Stacking Living On The Slope
From the aerial view, the house reads as two clean horizontal bars, one tucked into the hillside and one raised above the garden. Everyday living occupies the upper level, where a full-width glazed wall lines up kitchen, dining, and sitting areas along the terrace. Bedrooms and quieter rooms sit below, opening straight onto the lawn and sheltered planting, so family life can shift up or down with weather and time of day. Steps and paths track the boundary, keeping movement around the plot legible despite the gradient.
Drawing Daily Life To The Terrace
On the main level, large sliding glass panels erase almost the entire south wall, turning the combined kitchen and dining room into an extension of the terrace. A long timber table runs parallel to the glazing, encouraging meals that linger near the view, while the adjacent island anchors cooking at the heart of activity. Orange drum pendants hang low over the table, their warm tone echoing the coppery soffit outside and marking this linear room as a place to gather. With garden and valley in full sight, even routine tasks stay oriented toward the horizon.
Connecting Open Plan To Garden
Because the plot slopes away from the road, the architects place entry and parking at the rear so access to the main level stays nearly level. Once inside, the plan unfolds in one direction only: kitchen to dining to family room, then out to the continuous balcony above the lawn. Frameless glass balustrades preserve views from seated height, and the deep roof overhang tempers sun and rain while still admitting generous daylight. Below, doors from the lower floor open to gravel bands and planted beds, giving children and guests a direct relationship with the garden without disturbing upper-level routines.
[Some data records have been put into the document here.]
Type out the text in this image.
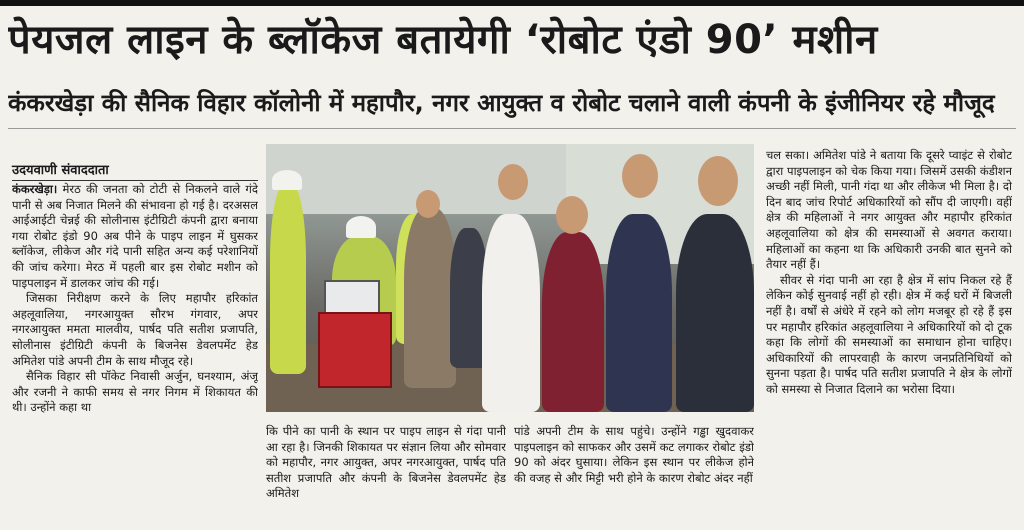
पेयजल लाइन के ब्लॉकेज बतायेगी ‘रोबोट एंडो 90’ मशीन
कंकरखेड़ा की सैनिक विहार कॉलोनी में महापौर, नगर आयुक्त व रोबोट चलाने वाली कंपनी के इंजीनियर रहे मौजूद
उदयवाणी संवाददाता

कंकरखेड़ा। मेरठ की जनता को टोटी से निकलने वाले गंदे पानी से अब निजात मिलने की संभावना हो गई है। दरअसल आईआईटी चेन्नई की सोलीनास इंटीग्रिटी कंपनी द्वारा बनाया गया रोबोट इंडो 90 अब पीने के पाइप लाइन में घुसकर ब्लॉकेज, लीकेज और गंदे पानी सहित अन्य कई परेशानियों की जांच करेगा। मेरठ में पहली बार इस रोबोट मशीन को पाइपलाइन में डालकर जांच की गई।

जिसका निरीक्षण करने के लिए महापौर हरिकांत अहलूवालिया, नगरआयुक्त सौरभ गंगवार, अपर नगरआयुक्त ममता मालवीय, पार्षद पति सतीश प्रजापति, सोलीनास इंटीग्रिटी कंपनी के बिजनेस डेवलपमेंट हेड अमितेश पांडे अपनी टीम के साथ मौजूद रहे।

सैनिक विहार सी पॉकेट निवासी अर्जुन, घनश्याम, अंजू और रजनी ने काफी समय से नगर निगम में शिकायत की थी। उन्होंने कहा था

कि पीने का पानी के स्थान पर पाइप लाइन से गंदा पानी आ रहा है। जिनकी शिकायत पर संज्ञान लिया और सोमवार को महापौर, नगर आयुक्त, अपर नगरआयुक्त, पार्षद पति सतीश प्रजापति और कंपनी के बिजनेस डेवलपमेंट हेड अमितेश

पांडे अपनी टीम के साथ पहुंचे। उन्होंने गड्ढा खुदवाकर पाइपलाइन को साफकर और उसमें कट लगाकर रोबोट इंडो 90 को अंदर घुसाया। लेकिन इस स्थान पर लीकेज होने की वजह से और मिट्टी भरी होने के कारण रोबोट अंदर नहीं

चल सका। अमितेश पांडे ने बताया कि दूसरे प्वाइंट से रोबोट द्वारा पाइपलाइन को चेक किया गया। जिसमें उसकी कंडीशन अच्छी नहीं मिली, पानी गंदा था और लीकेज भी मिला है। दो दिन बाद जांच रिपोर्ट अधिकारियों को सौंप दी जाएगी। वहीं क्षेत्र की महिलाओं ने नगर आयुक्त और महापौर हरिकांत अहलूवालिया को क्षेत्र की समस्याओं से अवगत कराया। महिलाओं का कहना था कि अधिकारी उनकी बात सुनने को तैयार नहीं हैं।

सीवर से गंदा पानी आ रहा है क्षेत्र में सांप निकल रहे हैं लेकिन कोई सुनवाई नहीं हो रही। क्षेत्र में कई घरों में बिजली नहीं है। वर्षों से अंधेरे में रहने को लोग मजबूर हो रहे हैं इस पर महापौर हरिकांत अहलूवालिया ने अधिकारियों को दो टूक कहा कि लोगों की समस्याओं का समाधान होना चाहिए। अधिकारियों की लापरवाही के कारण जनप्रतिनिधियों को सुनना पड़ता है। पार्षद पति सतीश प्रजापति ने क्षेत्र के लोगों को समस्या से निजात दिलाने का भरोसा दिया।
Color And Light In The Family Room
At the far end of the open-plan run, the family room shifts the mood with a patchwork sofa, patterned ottoman, and a softly colored geometric wall. Round mirrors punctuate this surface, catching light from the high horizontal window opposite and giving depth to what could have been a plain end wall. A recessed ceiling tray with concealed lighting adds another layer of glow, keeping the room bright even when sliding doors are closed on a winter evening. Though playful in palette, the layout still respects the simple circulation spine that defines the house.
As the day turns, sun tracks across the terrace and down into the garden, while rooms above and below stay stitched together by clear paths and long views. The Croft keeps its footprint modest yet feels generous because every route leads outward to air, sky, and planted ground. Plan, rather than size, underwrites the sense of ease on this English hillside.